Table of Contents generated with DocToc
Setting Up The EC2 Cluster
- Sign up for an Amazon AWS account.
- Assign your access key ID and secret access key to the bash variables AWS_ACCESS_KEY_ID and AWS_SECRET_ACCESS_KEY.
- I recommend doing this by placing the following export statements in your .bashrc file.
- export AWS_ACCESS_KEY_ID=accesskeyId
- export AWS_SECRET_ACCESS_KEY=secretAccessKey
- Copy job-server/config/user-ec2-settings.sh.template to job-server/config/user-ec2-settings.sh and configure it. In particular, set KEY_PAIR to the name of your EC2 key pair and SSH_KEY to the location of the pair's private key.

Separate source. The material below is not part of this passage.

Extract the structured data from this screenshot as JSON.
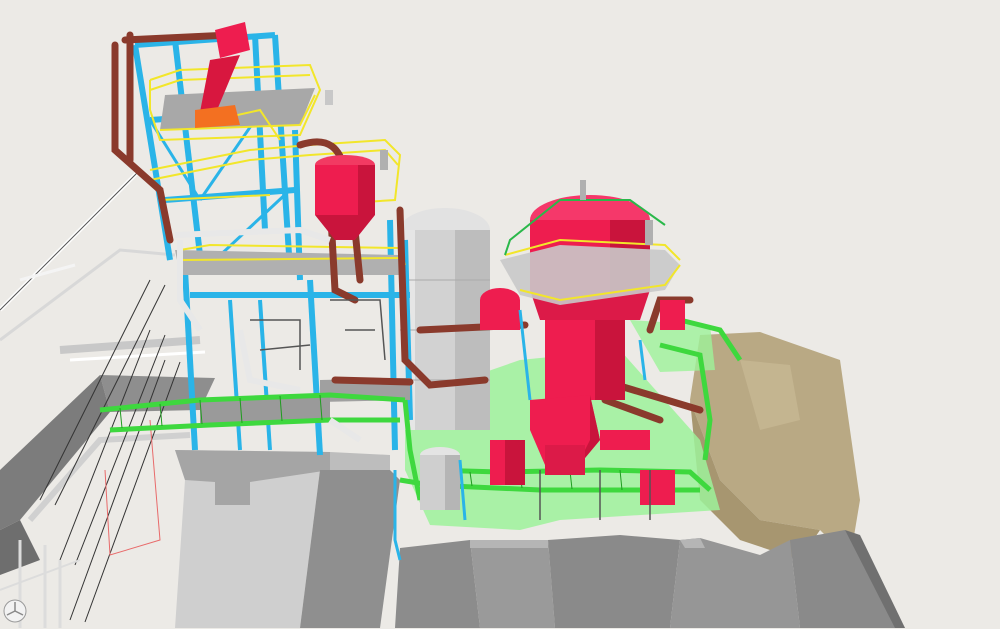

- I recommend using an ssh key that does not require entering a password on every use. Otherwise, you will need to enter the password many times.
- Run bin/ec2_deploy.sh to start the EC2 cluster. Go to the url printed at the end of the script to view the Spark Job Server frontend. Change the port from 8090 to 8080 to view the Spark Standalone Cluster frontend.
- Run bin/ec2_example.sh to setup the example. Go to the url printed at the end of the script to view the example.
- Run bin/ec2_destroy.sh to shutdown the EC2 cluster.
Note: To change the version of Spark on the cluster, set the SPARK_VERSION variable in both config/ec2.sh and config/user-ec2-settings.sh.template.
Note: The spark-ec2 script is unreliable. It may hang sometimes as it waits for every server in the cluster to come online. If you get an error message like "Warning: SSH connection error. (This could be temporary.)" for 20-30 min, just kill the script, run bin/ec2_destory.sh to kill your cluster, and restart the deploy with bin/ec2_deploy.sh.
Using The Example
- Start a Spark Context by pressing the "Start Context" button.
- Load data by pressing the "Resample" button. The matrix of scatterplots and category selection dropdown will only appear after loading data from the server.
- It will take approximately 30-35 minutes the first time you press resample after starting a new context. The cluster spends 20 minutes pulling data from an S3 bucket. It spends the rest of the time running the k-means clustering algorithm.
- Subsequent presses will refresh the data in the scatterplots. These presses will take about 10 seconds as the data is reloaded from memory using a NamedRDD.
- After performing the data analysis, shutdown the context by pressing the "Stop Context" button.